The trains aren’t very quiet either, but for some reason I find it easier to doze on the train headed home than in my apartment, even with earplugs and a sleep mask. I’ve perfected this wobbly “I’m about to throw up” look that gets me a seat in even the most crowded cars most of the time, and I’ve never been hassled in the twelve years I’ve been doing this, but even with all the practice and the rocking and the warmth of nearby bodies, sleeping is work either on the train or in my apartment, and if I don’t do enough of it before I have to go back to the place where I get paid to basically do nothing all day, then I’ll sleep there and get fired.

So this one time on the uptown train, I’m trying to work and I wake up because something isn’t right. I think maybe we’ve stopped too long or something’s broken down and we’re about to be asked to get off and wait for the next train or something and, whatever, that kind of thing happens every now and then and the commuting-to-work crew, most of whom are actually on one of the downtown trains by the time we hit Central Park North, so guaranteed I’ve got a seat by now… Where was I? The commuting-to-work crew doesn’t take it so well when we have to stop.

But anyway, the train hasn’t stopped, but it’s the quietest it’s ever been on a moving train, or maybe that’s just how it seems, but the tunnel outside the windows are the brightest I’ve ever seen them, like maybe they’ve got workers in the tunnels, or cops, or what have you. I’ve never seen it before, though. If there are workers or cops in the tunnels they shut down the trains. Like you’d imagine. So I turn and I look out the window and it looks like we’re in a huge underground switching station, with maybe twenty sets of parallel tracks and cars of sorts I don’t even recognize dotted about the landscape, not normal MTA cars from any line I ride.

It’s not quite daylight-bright out there, maybe somewhere between indoor/office and snowy-day overcast. It’s a huge yard, maybe a few football-fields long. I look out the window across from mine to make sure it’s the same out there. It is.

And everyone else on the train is either asleep or just looking at their feet or laps or reading or stuff. I’m the only one looking out any of the windows.

And then the train operator’s voice comes on, and in a voice backed by static but still very understandable, he says, “I said close your eyes.”

I scrunched back in my corner and bowed my head, looking at my hands and trying to calm down, trying to figure out where the hell we could be, where we could have been. The next stop was Central Park North, which I was sure we had gone through already, and the rest of the ride was normal.

I was too shaken to sleep, but I managed a few hours after I got back to my apartment. By the end of the day, when I was headed back to the job, I had convinced myself that I had dreamed the whole episode, a kind of waking dream from a screwed-up sleep schedule. I thought very strongly about checking the “I QUIT” box, but I never did.
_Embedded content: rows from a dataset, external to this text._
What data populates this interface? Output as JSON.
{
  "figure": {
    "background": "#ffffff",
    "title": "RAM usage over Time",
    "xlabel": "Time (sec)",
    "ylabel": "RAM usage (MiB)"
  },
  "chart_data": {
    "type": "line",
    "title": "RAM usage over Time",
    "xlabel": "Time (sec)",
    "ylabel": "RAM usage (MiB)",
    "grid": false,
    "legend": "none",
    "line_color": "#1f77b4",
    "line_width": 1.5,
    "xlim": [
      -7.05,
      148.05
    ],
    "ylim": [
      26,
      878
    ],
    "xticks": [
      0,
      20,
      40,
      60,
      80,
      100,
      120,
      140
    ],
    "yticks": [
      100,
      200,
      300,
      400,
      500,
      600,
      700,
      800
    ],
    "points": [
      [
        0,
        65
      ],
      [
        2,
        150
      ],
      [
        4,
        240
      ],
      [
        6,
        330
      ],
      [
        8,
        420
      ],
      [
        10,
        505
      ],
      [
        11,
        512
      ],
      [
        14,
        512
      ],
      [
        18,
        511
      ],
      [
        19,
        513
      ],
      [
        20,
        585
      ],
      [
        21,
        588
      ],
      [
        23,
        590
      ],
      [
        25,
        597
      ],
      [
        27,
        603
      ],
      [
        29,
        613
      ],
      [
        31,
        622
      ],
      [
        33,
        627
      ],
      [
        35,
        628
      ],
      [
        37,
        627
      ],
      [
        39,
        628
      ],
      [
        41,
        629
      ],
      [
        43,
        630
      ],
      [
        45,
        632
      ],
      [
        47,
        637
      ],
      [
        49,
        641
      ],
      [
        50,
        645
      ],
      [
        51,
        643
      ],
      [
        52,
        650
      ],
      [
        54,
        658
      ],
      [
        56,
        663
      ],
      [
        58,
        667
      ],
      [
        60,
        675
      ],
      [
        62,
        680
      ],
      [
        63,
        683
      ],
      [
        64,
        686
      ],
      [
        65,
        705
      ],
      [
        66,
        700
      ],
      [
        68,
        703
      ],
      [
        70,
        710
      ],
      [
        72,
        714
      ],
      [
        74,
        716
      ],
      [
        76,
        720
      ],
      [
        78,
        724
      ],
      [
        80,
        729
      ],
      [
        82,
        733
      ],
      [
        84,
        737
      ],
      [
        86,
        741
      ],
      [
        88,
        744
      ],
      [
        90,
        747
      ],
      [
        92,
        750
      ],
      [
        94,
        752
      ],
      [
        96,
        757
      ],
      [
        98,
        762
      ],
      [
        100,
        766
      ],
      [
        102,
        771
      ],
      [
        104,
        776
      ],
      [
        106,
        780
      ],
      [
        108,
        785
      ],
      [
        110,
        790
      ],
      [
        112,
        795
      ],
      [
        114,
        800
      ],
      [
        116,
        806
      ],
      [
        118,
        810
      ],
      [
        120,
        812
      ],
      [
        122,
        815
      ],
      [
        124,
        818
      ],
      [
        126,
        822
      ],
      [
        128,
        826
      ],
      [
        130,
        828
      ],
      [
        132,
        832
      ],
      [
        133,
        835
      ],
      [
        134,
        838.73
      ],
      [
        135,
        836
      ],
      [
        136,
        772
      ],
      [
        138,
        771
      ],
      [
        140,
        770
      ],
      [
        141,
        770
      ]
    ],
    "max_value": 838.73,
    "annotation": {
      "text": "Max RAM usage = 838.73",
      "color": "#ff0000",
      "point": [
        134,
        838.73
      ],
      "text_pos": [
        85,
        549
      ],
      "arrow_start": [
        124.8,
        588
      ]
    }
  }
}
That night I went to work normally, but I woke up in my bed while it was still dark, like maybe six AM. I was extremely confused. But on the night stand next to my clock was a single sheet, torn off the special pad from you-know-where, and it said, in huge block letters, “GOOD JOB. THANK YOU. COME BACK NEXT SHIFT.”

It was my fourth one of those, the fourth in twelve years. I put it with the others. My only souvenirs from the job.